Shug McConnell has a little farm and keeps several cats around for rodent control. Whenever he drives his pickup out to the flying field, it's like as not to have a cat or two in the back.
Well, Shug and his truck were at the fan fly. So was a Mrs. Hester Cheswick, whose husband Carl was flying in the event.
Hester didn't much care for the noise of the airplanes so she stayed in the motorhome with her parakeets.
Well the Winnebago's pot must have been out of order because Hester went looking for a port-a-john. One of Shug's cats saw this as an opportunity and went in to check out the parakeets.
About this time I was firing up the F-86 prior to takeoff.
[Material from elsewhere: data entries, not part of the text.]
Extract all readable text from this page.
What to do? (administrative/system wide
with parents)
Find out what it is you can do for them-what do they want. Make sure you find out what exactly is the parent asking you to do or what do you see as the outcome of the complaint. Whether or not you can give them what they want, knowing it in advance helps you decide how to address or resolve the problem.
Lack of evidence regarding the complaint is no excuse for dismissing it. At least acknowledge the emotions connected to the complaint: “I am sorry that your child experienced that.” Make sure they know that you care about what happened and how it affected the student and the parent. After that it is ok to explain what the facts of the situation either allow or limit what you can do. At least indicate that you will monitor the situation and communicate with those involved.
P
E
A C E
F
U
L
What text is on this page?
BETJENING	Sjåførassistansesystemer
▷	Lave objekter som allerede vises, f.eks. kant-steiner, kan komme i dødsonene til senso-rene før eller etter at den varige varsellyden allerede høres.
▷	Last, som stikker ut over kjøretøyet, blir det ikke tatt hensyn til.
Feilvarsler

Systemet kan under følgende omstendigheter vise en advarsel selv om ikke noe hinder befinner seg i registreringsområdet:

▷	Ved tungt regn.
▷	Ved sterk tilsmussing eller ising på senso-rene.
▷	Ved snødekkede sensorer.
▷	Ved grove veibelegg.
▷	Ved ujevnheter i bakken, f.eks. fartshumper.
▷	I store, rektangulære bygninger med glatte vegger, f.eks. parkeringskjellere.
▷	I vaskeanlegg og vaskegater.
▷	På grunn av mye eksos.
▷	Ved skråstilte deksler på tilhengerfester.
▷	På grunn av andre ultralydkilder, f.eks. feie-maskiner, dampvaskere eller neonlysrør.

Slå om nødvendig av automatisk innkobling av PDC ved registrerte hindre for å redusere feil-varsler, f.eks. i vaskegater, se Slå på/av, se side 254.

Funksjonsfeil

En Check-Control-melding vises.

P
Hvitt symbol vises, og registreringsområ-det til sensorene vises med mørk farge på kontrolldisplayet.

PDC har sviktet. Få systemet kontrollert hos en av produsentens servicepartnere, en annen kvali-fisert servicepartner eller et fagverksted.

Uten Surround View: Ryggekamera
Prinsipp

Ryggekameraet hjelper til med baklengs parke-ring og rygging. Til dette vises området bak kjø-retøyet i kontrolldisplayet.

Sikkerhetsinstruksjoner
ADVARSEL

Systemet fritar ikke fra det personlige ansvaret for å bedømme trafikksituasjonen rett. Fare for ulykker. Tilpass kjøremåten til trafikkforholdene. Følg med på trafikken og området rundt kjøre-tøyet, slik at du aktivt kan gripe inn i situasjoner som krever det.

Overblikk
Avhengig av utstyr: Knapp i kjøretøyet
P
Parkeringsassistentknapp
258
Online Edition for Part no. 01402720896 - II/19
As I taxied out, all hell was apparently breaking loose in the motorhome. just as I broke ground. Aflock of budgies with a cat in hot pursuit crossed my path.
I know commercial and military jets occasionally have problems with bird ingestion, but this was ridiculous. I blew so many feathers out the tailpipe it looked like a Three Stooges pillow fight. The engine flamed out and my poor F-86 went down in a heap. What a way to go, and needless to say when she got out of the can, Mrs. Cheswick was none too pleased either. Some days it just don't pay to get out of bed!
-Herb in Effingham, Illinois

Dear Herb:
Bird strikes are a serious threat to all forms of aviation. An acquaintance of mine worked at the Air Force's Vehicle Equipment laboratory where windshields were tested for their resistance to bird impact. This was done by firing supermarket chickens (whole fryers) out of a compressed air cannon at instrumented aircraft windshields.
One day, after loading the cannon and setting up a test, the group broke for lunch. Upon returning they resumed the test, and shot a very surprised and somewhat annoyed cat through the windshield of an F-4.
Seems the stray tabby had crawled into the cannon barrel to sample the chicken. This may sound like an expensive fiasco and the waste of a good windshield, but the Air Force now knows, with test data backed up certainty, exactly what will happen if an F-4 flying at Mach .85 at 30,000 feet hits a cat.
- jake

DEAR JAKE:
What's an alligator clip?
-Clinton in Cliffside Park

Dear Clinton: His toenails and coupons for Gatorade.